For 2, it’s enough to use two signals. Let’s call them collectively DW and use the following encoding (others possible):
DW | Data Type
----------------
00 | byte
01 | half-word
10 | not used
11 | long-word
For 3 and 4 we need 32 signals for each (or we could multiplex the same wires).
Finally for 5 we need a master-enable signal ME. When ME = 0 memory ignores all other signals. When ME = 1 then memory looks at the other signals and responds accordingly.
Besides being able to say to memory “do noting” ME plays another important role. In the physical world it takes time for us to setup coherent values on all signals. For example, assume we want to perform in sequence a STORE.BYTE 0x10, 0X000000 and a STORE.BYTE 0x01, 0xffffff. It is practically impossible to change all signals instantaneously. So, in going from address 0x000000 to 0xffffff all possible binary numbers may temporarily appear (because different signals may change at different rates). Without the ME, the memory could get confused and misinterpret the second store. With ME, we can se ME to zero in between the two stores, wait sufficient time for the second store values to appear on the data and address signals and then set ME=1. This way memory remains oblivious to temporarily inconsistent values.
Connecting the PIT to the Memory Interface
----------------------------------------------------------------------------------------------------
To connect the PIT to the memory interface described previously, we first connect the PIT Data lines to the lower byte (8 bits) of the memory data lines. This will allow us to access the three PIT elements (DIR, DRO and DRI) by using load and store memory accesses. Then we need to activate the corresponding PIT elements depending on the address accessed. We need to detect the following combinations on the address lines: 0xFF1110, and 0xFF1114. In the simplest to describe implementation we use a 32 input AND gate for each of those. Let’s see how we decode the address 0x00FF1110. Using a 32-bit input here’s how we can detect this combination on the address lines: write the number in binary. For every digit that is 1 connect the corresponding wire directly to the AND gate. For every digit that is 0, connect the corresponding wire first to inverter and then connect the output of the inverted to the AND gate.

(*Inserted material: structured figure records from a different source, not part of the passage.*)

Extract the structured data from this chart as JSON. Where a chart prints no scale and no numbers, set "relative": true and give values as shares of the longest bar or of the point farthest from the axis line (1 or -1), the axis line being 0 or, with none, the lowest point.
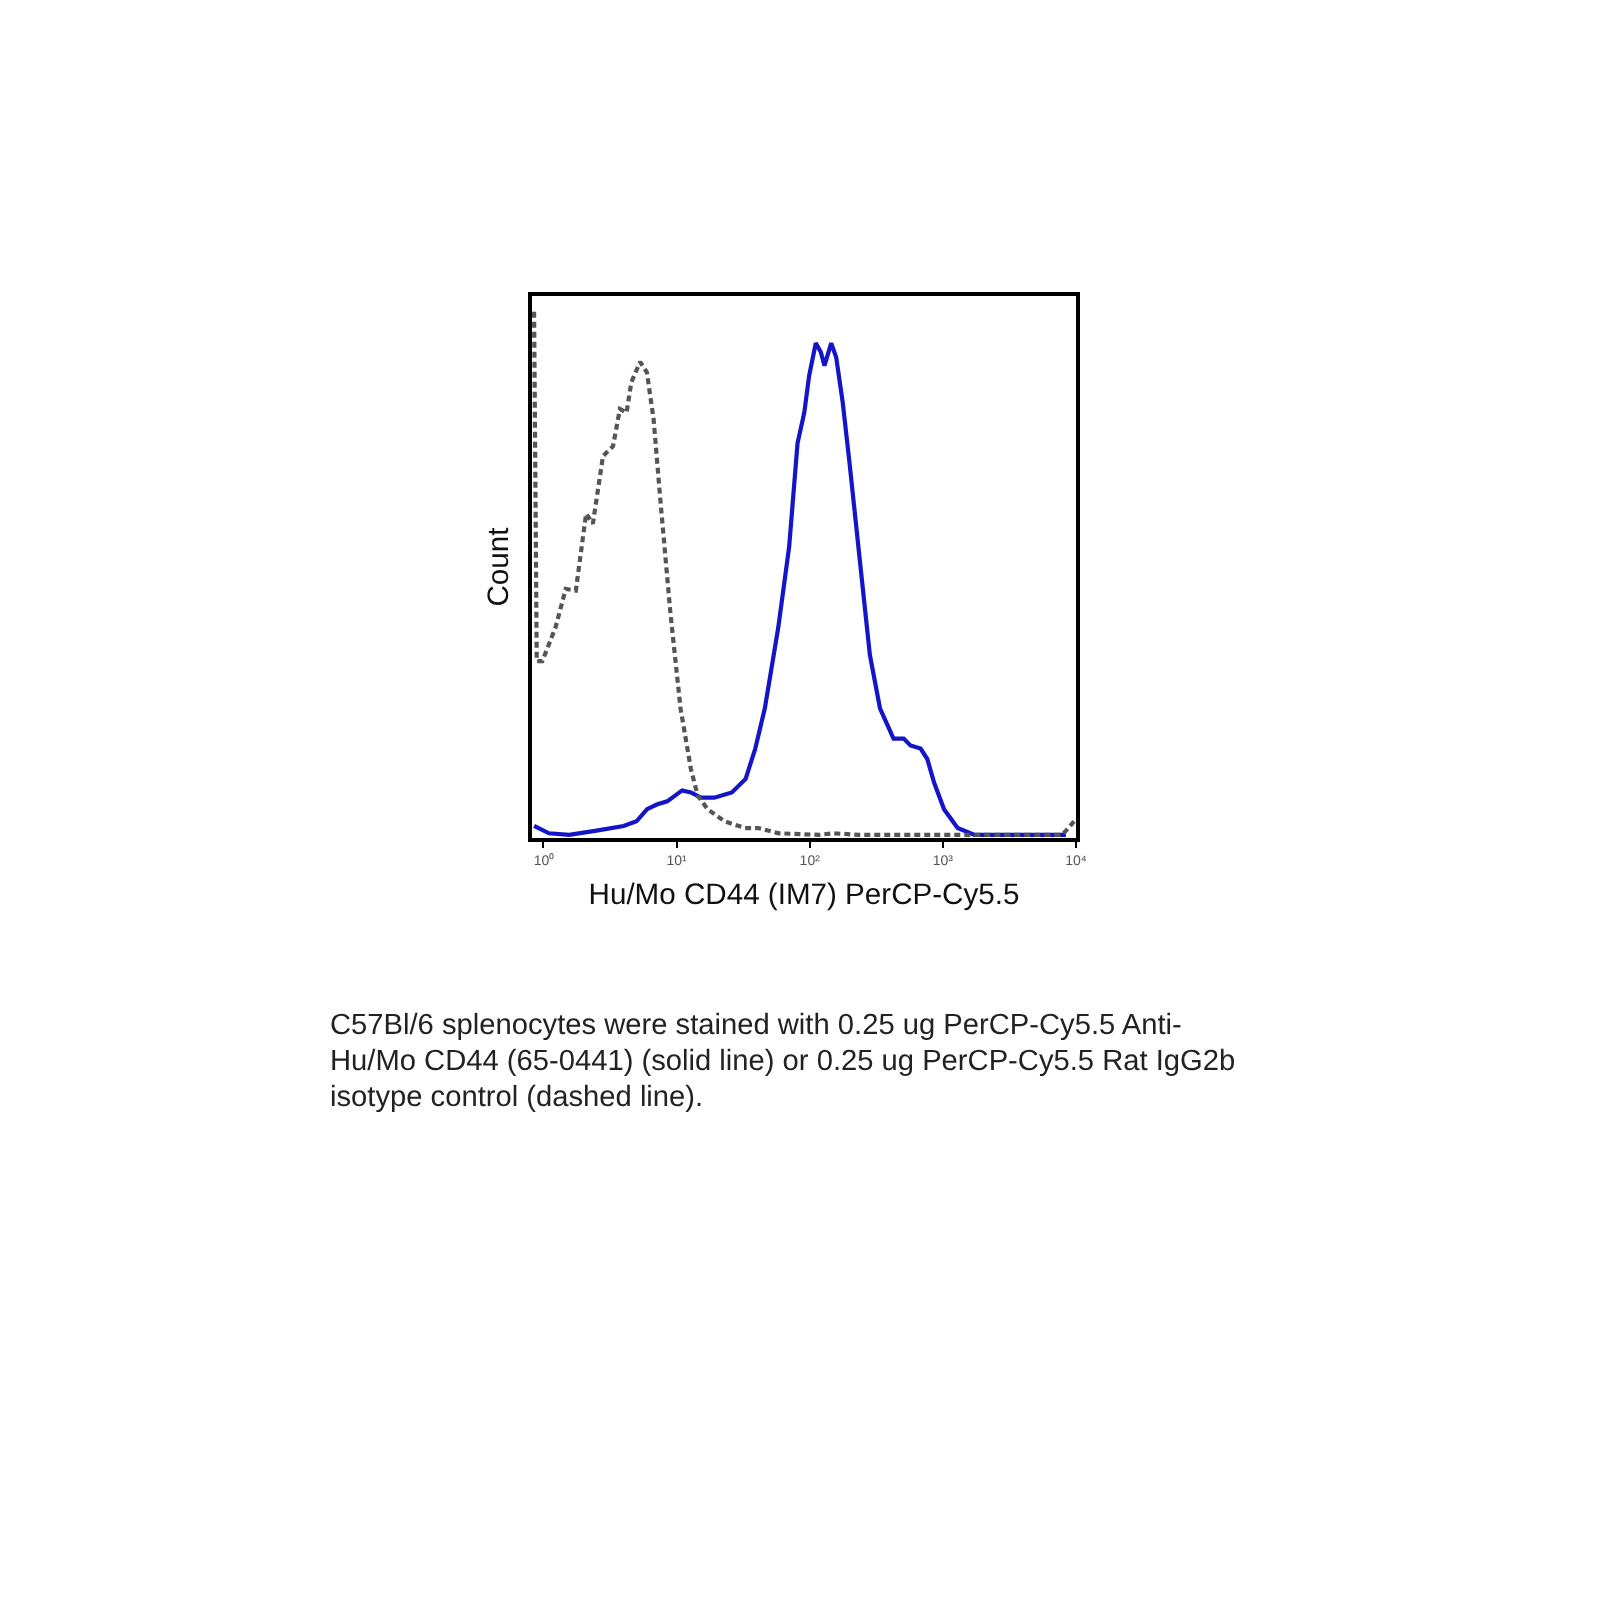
{
  "chart_data": {
    "type": "line",
    "xlabel": "Hu/Mo CD44 (IM7) PerCP-Cy5.5",
    "ylabel": "Count",
    "relative": true,
    "log": "x",
    "xlim": [
      0.82,
      10000
    ],
    "xticks": [
      {
        "value": 1,
        "label": "10⁰"
      },
      {
        "value": 10,
        "label": "10¹"
      },
      {
        "value": 100,
        "label": "10²"
      },
      {
        "value": 1000,
        "label": "10³"
      },
      {
        "value": 10000,
        "label": "10⁴"
      }
    ],
    "annotations": [
      "C57Bl/6 splenocytes were stained with 0.25 ug PerCP-Cy5.5 Anti-Hu/Mo CD44 (65-0441) (solid line) or 0.25 ug PerCP-Cy5.5 Rat IgG2b isotype control (dashed line)."
    ],
    "series": [
      {
        "color": "#1414c8",
        "line_style": "solid",
        "x": [
          0.85,
          1.1,
          1.56,
          2.5,
          4.0,
          5.0,
          6.0,
          7.1,
          8.5,
          11,
          12.8,
          15.2,
          19.2,
          26,
          33,
          39,
          46,
          58,
          70,
          81,
          91,
          99,
          111,
          121,
          129,
          145,
          158,
          177,
          199,
          238,
          283,
          337,
          426,
          508,
          571,
          680,
          764,
          859,
          1020,
          1290,
          1730,
          8400
        ],
        "values": [
          0.017,
          0.003,
          0,
          0.008,
          0.017,
          0.026,
          0.049,
          0.058,
          0.064,
          0.085,
          0.081,
          0.071,
          0.071,
          0.081,
          0.107,
          0.165,
          0.242,
          0.396,
          0.55,
          0.749,
          0.807,
          0.878,
          0.94,
          0.923,
          0.897,
          0.94,
          0.913,
          0.826,
          0.711,
          0.524,
          0.344,
          0.242,
          0.184,
          0.184,
          0.171,
          0.165,
          0.145,
          0.1,
          0.049,
          0.013,
          0,
          0
        ]
      },
      {
        "color": "#555555",
        "line_style": "dashed",
        "x": [
          0.85,
          0.89,
          0.98,
          1.23,
          1.47,
          1.75,
          2.09,
          2.35,
          2.8,
          3.33,
          3.75,
          4.21,
          4.57,
          5.32,
          5.98,
          6.72,
          7.55,
          9.0,
          10.7,
          12.8,
          14.4,
          17.1,
          22.9,
          32.6,
          41.1,
          58.4,
          118,
          149,
          238,
          7900,
          10000
        ],
        "values": [
          1.0,
          0.332,
          0.332,
          0.396,
          0.47,
          0.467,
          0.614,
          0.595,
          0.724,
          0.743,
          0.814,
          0.807,
          0.865,
          0.904,
          0.884,
          0.794,
          0.64,
          0.422,
          0.242,
          0.126,
          0.075,
          0.049,
          0.026,
          0.013,
          0.013,
          0.003,
          0,
          0.003,
          0,
          0,
          0.03
        ]
      }
    ]
  }
}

Here’s the ADDRESS DECODING part for DR, it generate the signal DRenable that tells us that the processor is either reading or writing DR:
DRenable can now be combined with R/W’ and ME to generate the DRread and DRwrite signals:
Here’s the address decoding and signal generation circuit for DIRwrite:
In total we used two three 32-input AND gates and three 3-input AND gates. Each of the two 32-input AND gates is connected to all 32 address signals. By using inverters appropriately we can detect that the address being accessed is one of those mapped to DR, and DIR. We start by looking at the binary representation of these addresses and put an inverter for those address bits that are zero in the pattern we are interested in. After detecting the address, we then used a 3-input AND gate to detect accordingly whether an access is being made (ME == 1 – ME is Master Enable), and whether it is a read or a write.
This implementation is easy to understand, however, it’s not necessarily the most efficient. This topic is beyond the scope of this lecture, however, you are encouraged to think of ways of reducing the number of components needed to do address decoding.
Here’s the complete design:
Each
bit cell (there are eight of them) is as shown earlier). The boxes labeled
“match some hex value” are the 32-bit input AND gates we described earlier.